Francisco abre debates en su país con gran impacto y como si estuviera presente

Carlos E. Cué

Es difícil imaginar a alguien más argentino que el papa Francisco. El hombre que domina una organización con más de 1.000 millones de fieles en todo el mundo no quiere abandonar su esencia radicalmente porteña, del barrio de Flores. Y en su país, que no pisa desde que fue elegido —su primer viaje está previsto para 2016, después de las elecciones—, todos los caminos conducen a él. El Papa opina de casi todo, abre debates sociales —el último, sobre la oportunidad de dar un chirloa los niños cuando se portan mal—, manda cartas a políticos, llama a periodistas, da entrevistas. Y últimamente se ha especializado en contar chistes de argentinos.

Un pueblo orgulloso y nacionalista como este no dejaría que cualquiera se burlara de él. Pero el Papa es diferente. Es tan argentino que a él todo le está permitido. El último, en una entrevista a La Voz del Pueblo, de Tres Arroyos, al sur de la provincia de Buenos Aires, era demoledor e irreverente. “Los embajadores de los países se fueron a quejar a Dios porque a los argentinos les había dado tantas riquezas y a ellos solamente una. Y Dios contestó: para balancear les di los argentinos”, se reía Bergoglio. Entre risas, el Papa siempre mete mensajes políticos: “Argentina es un país de oportunidades perdidas”, decía. En otra entrevista contó cómo se suicida un argentino: subiéndose a su ego y tirándose desde ahí. Rafael Correa, el presidente de Ecuador, relató que el Papa se burló hasta de sí mismo: “La gente pensaba que por ser argentino me iba a llamar Jesús II en vez de Francisco”.

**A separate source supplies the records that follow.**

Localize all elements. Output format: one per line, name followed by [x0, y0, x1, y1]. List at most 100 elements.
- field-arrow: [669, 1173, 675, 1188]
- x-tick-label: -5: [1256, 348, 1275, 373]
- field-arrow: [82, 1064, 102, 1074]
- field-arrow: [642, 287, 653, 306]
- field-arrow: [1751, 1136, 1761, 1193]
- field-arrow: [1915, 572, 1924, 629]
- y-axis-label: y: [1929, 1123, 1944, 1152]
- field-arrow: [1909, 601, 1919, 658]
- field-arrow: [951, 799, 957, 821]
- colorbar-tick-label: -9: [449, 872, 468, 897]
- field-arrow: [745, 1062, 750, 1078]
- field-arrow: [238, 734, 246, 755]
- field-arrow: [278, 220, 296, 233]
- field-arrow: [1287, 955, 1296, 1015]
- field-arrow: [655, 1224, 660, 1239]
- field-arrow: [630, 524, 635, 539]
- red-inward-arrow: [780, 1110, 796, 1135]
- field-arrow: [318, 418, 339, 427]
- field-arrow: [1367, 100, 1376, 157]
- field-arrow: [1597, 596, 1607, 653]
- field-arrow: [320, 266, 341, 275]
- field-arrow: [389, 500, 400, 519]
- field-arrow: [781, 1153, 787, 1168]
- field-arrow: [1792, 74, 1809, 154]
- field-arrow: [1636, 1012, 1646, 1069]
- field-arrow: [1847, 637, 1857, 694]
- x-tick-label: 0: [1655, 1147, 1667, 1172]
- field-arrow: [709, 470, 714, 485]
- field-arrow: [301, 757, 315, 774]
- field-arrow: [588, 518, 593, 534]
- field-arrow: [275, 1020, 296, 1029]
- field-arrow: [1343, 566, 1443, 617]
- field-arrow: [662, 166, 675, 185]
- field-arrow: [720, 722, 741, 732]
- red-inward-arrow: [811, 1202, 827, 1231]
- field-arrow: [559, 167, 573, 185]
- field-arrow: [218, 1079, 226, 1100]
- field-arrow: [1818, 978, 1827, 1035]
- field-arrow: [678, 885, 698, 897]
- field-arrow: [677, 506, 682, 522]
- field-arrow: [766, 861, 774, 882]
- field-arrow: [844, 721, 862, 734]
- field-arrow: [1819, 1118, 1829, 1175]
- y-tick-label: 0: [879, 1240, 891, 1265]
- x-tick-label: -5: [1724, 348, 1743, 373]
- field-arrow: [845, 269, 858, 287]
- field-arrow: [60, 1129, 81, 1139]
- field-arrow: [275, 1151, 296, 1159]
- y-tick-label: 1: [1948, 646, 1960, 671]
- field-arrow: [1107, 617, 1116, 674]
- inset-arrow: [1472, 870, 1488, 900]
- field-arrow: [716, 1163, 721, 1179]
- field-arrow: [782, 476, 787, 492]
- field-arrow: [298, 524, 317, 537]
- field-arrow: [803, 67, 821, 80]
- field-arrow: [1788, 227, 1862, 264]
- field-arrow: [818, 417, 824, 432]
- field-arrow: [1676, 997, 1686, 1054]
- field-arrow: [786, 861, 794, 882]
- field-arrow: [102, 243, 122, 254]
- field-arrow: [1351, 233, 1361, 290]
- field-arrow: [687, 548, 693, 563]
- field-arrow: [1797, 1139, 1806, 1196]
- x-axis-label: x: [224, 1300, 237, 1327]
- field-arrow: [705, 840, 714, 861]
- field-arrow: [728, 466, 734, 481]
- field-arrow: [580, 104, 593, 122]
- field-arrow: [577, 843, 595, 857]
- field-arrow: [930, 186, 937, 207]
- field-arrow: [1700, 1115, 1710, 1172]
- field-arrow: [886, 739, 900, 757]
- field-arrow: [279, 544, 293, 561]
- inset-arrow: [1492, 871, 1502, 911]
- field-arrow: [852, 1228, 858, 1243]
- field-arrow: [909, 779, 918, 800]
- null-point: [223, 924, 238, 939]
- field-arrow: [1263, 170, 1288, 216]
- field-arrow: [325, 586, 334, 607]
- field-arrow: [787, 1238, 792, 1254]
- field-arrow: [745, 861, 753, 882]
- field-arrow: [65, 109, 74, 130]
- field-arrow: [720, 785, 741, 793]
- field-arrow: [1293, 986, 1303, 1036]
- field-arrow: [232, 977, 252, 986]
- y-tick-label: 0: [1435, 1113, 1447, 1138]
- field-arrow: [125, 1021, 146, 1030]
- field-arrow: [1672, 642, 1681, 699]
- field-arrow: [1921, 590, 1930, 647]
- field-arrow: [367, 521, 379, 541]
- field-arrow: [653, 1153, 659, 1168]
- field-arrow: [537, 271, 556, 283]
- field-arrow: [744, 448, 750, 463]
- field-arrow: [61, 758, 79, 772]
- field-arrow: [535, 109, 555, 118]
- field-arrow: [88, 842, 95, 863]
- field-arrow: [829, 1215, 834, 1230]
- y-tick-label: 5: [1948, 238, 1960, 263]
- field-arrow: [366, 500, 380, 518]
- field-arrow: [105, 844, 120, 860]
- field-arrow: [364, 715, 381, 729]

Bergoglio asegura que no está nada pendiente de Argentina. Es el mensaje oficial en el Vaticano. Pero todo lo que hace lo desmiente. Y en Argentina viven esperando su próxima aparición. “La verdad que es lamentable que en nuestro pueblo existan cosas como las barras bravas. Yo viví el tiempo del fútbol amateur, en la campaña del 46 yo tenía nueve años y siempre iba a la tribuna, nunca a la platea. Lo peor que se le decía al árbitro era vendido, infeliz, idiota, y de ahí no subía”. Otros tiempos.